To sum up, the static extracellular lactate content is unlikely to be a major brain fuel owing to its low level (~0.5 to 2 μmol lactate/g or ~0.25 to 1 μmol glucose equivalents/g) and small extracellular fluid volume (20% of brain or ~0.2 g/g brain). The overall glucose utilization rate for the brain is ~0.7 μmol/g per min and is supported by a >1.5-fold excess of glucose influx from the blood. Total lactate in the brain could only meet glucose demand for ~1 minute, and extracellular lactate for a much shorter time. For lactate produced in the brain to serve as a significant fuel, there must be a large transcellular flux through the lactate pool.

Changes in Metabolite Concentrations Need not Predict Flux Magnitude or Direction

Concentration changes arise from input–output differences, and without further information they cannot be used to evaluate shifts in metabolic rate. For example, during studies of sensory stimulation of nonfasted, conscious rats, the animals moved around, causing arterial plasma glucose and lactate levels to increase. These changes were accompanied by increases in brain glucose and lactate concentrations, presumably owing to transport down their concentration gradients (Table 8). Interpretation of increased brain glucose level as reflecting reduced CMRglc would be wrong, because CMRglc increased by 27% to 57% and glycogen turnover increased. Net accumulation of lactate in the brain corresponded to <2% of the pyruvate produced from glucose, and some lactate could be derived from glycogen (Table 8).
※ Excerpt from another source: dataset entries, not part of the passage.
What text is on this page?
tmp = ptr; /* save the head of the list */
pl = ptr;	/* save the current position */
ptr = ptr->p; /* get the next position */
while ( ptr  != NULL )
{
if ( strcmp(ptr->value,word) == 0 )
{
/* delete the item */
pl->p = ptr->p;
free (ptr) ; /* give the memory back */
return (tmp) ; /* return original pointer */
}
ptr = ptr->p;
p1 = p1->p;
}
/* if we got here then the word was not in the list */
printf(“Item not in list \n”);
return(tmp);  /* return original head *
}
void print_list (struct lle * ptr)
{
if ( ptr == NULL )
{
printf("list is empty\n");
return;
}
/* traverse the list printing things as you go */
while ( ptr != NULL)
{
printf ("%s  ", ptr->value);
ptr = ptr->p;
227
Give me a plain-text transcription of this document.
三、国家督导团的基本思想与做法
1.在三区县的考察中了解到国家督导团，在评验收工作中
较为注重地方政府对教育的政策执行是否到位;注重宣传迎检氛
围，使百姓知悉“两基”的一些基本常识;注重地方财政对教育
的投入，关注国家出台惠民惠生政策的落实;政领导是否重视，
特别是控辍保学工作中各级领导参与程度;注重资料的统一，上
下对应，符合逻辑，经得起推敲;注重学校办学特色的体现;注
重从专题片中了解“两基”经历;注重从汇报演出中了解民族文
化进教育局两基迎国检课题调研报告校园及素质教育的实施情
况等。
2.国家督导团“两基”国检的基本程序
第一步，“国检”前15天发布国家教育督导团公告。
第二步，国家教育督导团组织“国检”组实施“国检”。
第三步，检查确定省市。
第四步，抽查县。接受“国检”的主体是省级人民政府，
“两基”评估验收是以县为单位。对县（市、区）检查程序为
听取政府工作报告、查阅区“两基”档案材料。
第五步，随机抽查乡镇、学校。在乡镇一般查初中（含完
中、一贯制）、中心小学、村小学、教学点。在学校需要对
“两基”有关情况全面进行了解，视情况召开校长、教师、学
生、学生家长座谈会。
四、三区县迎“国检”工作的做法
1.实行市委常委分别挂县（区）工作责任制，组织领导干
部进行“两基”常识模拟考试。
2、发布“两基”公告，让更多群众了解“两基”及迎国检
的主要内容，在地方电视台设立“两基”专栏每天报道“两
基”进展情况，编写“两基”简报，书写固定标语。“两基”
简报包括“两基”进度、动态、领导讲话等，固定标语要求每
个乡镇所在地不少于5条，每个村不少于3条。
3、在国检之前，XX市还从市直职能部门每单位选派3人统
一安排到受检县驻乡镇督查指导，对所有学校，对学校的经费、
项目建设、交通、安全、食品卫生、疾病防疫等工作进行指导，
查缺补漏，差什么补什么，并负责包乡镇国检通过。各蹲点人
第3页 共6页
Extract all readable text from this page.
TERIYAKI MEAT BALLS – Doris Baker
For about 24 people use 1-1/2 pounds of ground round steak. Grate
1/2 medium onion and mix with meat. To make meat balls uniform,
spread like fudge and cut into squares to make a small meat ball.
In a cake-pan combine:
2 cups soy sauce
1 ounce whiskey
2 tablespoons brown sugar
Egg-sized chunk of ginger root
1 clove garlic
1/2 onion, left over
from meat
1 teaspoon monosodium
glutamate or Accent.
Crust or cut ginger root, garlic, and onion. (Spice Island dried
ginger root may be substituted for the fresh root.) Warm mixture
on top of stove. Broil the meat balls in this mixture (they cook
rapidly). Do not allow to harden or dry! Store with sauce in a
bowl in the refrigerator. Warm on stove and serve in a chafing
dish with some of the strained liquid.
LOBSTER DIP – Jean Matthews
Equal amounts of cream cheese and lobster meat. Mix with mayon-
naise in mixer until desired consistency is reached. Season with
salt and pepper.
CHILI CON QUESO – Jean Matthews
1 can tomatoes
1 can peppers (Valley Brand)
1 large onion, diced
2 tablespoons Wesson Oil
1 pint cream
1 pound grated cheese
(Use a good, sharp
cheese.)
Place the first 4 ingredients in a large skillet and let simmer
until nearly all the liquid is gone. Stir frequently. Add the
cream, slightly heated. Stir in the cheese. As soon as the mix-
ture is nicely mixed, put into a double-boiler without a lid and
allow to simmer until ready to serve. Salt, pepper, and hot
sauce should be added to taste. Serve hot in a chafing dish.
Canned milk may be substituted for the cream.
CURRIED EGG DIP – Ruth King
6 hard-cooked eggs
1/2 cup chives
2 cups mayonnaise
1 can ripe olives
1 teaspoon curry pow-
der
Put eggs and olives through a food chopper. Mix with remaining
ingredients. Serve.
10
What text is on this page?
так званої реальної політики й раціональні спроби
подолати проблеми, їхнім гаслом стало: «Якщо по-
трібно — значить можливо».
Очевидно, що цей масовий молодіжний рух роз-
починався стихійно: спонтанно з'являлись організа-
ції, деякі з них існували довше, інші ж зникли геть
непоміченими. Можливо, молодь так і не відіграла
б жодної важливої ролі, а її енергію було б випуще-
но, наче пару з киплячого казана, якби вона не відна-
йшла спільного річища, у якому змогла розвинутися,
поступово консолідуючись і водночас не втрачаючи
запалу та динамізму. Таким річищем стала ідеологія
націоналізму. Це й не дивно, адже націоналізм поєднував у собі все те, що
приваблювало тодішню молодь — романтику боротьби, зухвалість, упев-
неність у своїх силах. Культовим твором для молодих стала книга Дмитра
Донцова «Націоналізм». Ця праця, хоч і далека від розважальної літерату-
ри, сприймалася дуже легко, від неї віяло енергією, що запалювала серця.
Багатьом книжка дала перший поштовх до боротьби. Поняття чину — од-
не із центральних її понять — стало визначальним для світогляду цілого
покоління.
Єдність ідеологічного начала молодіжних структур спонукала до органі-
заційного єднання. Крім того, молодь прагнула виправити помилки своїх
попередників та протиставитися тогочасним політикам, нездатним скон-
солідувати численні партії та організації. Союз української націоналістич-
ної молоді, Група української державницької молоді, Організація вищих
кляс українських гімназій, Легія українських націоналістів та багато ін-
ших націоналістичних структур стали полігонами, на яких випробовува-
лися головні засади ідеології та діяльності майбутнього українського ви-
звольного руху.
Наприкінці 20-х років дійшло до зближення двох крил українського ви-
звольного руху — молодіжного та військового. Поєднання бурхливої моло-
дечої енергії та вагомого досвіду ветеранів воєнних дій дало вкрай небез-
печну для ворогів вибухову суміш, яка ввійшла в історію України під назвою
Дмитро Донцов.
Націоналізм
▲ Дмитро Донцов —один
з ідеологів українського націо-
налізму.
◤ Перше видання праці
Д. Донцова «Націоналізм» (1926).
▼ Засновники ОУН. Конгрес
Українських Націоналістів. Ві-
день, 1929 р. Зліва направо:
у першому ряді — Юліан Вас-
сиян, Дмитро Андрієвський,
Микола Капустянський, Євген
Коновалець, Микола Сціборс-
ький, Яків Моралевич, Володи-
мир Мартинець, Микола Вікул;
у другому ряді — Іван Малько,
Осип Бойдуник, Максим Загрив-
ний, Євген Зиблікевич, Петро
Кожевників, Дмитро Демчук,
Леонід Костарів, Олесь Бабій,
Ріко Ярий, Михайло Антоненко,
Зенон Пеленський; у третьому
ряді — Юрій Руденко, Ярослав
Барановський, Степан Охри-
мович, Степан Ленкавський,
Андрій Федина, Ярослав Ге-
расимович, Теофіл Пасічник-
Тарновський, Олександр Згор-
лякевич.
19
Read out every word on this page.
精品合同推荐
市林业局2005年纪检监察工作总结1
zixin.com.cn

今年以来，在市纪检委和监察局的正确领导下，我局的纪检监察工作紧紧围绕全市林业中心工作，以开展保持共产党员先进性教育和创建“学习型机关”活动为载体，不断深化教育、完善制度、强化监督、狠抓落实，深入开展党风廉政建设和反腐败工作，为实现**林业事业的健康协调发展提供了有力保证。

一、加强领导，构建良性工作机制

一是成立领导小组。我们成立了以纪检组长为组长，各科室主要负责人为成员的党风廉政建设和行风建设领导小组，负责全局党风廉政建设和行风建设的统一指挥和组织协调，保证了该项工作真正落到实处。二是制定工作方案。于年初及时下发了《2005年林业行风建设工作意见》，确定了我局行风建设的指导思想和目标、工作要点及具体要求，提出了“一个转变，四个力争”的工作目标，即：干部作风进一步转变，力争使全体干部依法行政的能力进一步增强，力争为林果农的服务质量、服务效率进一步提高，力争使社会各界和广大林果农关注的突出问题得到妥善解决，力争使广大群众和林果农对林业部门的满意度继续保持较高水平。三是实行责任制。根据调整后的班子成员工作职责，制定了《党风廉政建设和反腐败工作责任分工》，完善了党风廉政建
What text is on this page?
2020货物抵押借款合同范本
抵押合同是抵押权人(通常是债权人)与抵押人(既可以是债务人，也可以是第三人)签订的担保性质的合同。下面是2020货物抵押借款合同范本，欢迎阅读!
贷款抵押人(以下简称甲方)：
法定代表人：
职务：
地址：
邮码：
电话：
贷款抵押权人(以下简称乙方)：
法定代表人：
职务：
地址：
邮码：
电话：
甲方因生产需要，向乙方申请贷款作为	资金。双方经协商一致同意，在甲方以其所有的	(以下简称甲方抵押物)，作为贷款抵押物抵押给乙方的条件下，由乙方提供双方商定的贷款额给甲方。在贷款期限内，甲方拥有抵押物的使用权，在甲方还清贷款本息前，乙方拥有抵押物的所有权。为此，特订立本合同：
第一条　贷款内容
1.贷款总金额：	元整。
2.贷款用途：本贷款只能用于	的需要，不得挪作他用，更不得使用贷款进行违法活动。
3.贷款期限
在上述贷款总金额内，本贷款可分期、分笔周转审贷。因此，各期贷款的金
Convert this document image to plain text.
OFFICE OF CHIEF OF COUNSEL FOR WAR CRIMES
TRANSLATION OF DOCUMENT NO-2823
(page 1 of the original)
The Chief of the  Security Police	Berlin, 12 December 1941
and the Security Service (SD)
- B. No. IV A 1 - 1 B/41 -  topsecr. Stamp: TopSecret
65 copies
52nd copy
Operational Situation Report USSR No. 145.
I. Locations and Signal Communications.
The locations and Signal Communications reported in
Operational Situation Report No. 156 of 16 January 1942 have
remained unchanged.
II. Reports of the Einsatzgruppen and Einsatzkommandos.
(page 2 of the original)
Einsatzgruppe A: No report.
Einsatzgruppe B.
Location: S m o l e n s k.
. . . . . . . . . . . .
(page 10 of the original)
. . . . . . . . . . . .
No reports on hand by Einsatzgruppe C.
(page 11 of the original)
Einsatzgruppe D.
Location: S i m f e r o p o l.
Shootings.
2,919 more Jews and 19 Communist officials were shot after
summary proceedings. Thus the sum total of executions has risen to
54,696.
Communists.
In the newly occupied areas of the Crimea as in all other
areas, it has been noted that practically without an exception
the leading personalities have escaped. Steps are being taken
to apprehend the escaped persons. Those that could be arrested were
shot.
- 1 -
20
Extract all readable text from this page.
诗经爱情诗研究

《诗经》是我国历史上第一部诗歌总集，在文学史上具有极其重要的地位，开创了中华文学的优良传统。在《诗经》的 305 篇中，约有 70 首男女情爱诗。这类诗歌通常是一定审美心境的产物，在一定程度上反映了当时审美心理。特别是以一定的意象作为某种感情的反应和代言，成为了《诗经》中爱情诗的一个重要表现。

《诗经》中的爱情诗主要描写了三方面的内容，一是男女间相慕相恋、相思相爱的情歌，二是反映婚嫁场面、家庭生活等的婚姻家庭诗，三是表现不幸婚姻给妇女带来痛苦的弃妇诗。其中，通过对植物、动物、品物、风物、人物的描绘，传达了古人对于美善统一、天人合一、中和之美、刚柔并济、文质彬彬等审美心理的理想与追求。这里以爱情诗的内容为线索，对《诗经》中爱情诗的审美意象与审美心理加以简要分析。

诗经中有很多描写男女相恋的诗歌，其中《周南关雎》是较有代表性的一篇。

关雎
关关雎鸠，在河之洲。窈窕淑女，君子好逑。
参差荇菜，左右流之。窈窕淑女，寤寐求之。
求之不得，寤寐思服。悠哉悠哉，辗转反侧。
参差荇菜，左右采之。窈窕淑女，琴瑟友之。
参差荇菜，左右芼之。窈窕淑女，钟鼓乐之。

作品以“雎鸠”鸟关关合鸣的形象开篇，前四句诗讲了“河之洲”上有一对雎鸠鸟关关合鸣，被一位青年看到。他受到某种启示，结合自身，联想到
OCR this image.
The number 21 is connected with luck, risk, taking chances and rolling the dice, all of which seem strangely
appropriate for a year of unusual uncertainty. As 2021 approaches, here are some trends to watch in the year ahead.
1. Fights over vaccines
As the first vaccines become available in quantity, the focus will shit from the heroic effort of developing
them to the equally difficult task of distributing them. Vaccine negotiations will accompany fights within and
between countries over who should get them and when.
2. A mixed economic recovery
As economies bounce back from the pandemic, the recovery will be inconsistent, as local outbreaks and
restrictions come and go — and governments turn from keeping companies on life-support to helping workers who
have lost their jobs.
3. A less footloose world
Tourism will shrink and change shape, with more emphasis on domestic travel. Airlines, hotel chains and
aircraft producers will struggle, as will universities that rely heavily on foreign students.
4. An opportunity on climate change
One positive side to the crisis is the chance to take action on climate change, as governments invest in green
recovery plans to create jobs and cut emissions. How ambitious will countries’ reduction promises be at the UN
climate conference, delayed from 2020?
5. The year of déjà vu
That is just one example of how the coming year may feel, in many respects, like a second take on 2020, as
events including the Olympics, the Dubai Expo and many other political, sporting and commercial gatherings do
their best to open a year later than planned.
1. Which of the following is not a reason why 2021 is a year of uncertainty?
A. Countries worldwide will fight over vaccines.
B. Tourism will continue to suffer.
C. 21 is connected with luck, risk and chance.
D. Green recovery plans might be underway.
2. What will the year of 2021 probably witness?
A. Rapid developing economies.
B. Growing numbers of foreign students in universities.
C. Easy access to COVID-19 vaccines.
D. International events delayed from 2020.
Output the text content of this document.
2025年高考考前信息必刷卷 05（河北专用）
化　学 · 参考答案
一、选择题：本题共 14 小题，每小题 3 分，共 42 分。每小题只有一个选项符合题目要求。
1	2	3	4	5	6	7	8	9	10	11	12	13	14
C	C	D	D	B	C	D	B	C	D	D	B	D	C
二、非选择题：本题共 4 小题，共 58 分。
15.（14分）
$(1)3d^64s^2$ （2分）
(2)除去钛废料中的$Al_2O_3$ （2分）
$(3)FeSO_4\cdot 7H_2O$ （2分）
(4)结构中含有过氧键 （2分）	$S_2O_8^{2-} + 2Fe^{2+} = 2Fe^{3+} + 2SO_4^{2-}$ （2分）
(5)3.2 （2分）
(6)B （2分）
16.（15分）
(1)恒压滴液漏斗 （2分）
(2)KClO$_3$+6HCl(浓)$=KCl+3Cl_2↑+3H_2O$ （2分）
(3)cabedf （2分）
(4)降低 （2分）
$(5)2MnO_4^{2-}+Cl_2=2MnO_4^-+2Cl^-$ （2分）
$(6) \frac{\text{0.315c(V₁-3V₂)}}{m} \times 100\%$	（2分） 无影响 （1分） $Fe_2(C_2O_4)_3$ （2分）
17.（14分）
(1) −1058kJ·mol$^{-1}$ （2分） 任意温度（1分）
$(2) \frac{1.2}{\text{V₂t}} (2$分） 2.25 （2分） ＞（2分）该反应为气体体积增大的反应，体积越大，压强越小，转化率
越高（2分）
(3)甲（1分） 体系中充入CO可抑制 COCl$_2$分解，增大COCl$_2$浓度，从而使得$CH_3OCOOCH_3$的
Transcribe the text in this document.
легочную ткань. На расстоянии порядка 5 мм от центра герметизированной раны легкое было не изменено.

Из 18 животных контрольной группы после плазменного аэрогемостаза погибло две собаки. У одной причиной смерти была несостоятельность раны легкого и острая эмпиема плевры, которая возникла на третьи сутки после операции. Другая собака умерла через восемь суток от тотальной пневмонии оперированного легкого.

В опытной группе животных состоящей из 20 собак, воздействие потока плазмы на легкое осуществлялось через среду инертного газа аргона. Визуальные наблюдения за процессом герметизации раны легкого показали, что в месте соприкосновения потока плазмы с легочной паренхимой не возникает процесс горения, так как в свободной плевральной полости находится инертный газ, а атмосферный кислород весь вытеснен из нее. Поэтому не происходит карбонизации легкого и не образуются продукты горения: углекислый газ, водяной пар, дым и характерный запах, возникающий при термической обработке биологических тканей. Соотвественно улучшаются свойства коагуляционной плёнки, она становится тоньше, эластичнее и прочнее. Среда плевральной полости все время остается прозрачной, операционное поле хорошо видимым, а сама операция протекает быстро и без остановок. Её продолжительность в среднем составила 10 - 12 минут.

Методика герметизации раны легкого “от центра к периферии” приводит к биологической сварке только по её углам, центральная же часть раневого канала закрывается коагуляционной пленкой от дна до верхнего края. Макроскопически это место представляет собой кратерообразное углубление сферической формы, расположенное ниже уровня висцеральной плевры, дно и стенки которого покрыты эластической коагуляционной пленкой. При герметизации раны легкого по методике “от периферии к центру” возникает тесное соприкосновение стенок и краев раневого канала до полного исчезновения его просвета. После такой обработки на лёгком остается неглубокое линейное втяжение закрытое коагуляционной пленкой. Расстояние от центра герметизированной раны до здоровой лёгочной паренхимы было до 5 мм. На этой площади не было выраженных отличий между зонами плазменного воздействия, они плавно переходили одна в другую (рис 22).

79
To summarize, the large percentage changes in lactate concentration reflect small quantities and do not reflect glucose flux through the pyruvate pool.

Table 8
Changes in metabolite concentrations and pathway fluxes during brain activation in conscious rats and in brain slices

Endogenous fluorescent compounds, NADH, NADPH, and FAD, are commonly used in microscopic studies to localize and evaluate redox changes during activation (Shuttleworth, 2010). Activation-induced changes in fluorescence (ΔF/F) are generally very small (<10%) and are far below the responses to metabolic inhibitors (Table 8). The total concentrations of these redox compounds are quite low and the calculated cytoplasmic NAD+/NADH ratio is very high, indicating that most of this total cofactor pool is not fluorescent (Table 8). Thus, the baseline fluorescence (F) and the induced response (ΔF) correspond to only to a small fraction of the total amount of NAD++NADH. Owing to low cofactor concentration and high glucose metabolic rates, cofactor oxidation-reduction turnover that accompanies pathway fluxes is high. Glycolytic or oxidative rate information cannot be obtained from ΔF/F.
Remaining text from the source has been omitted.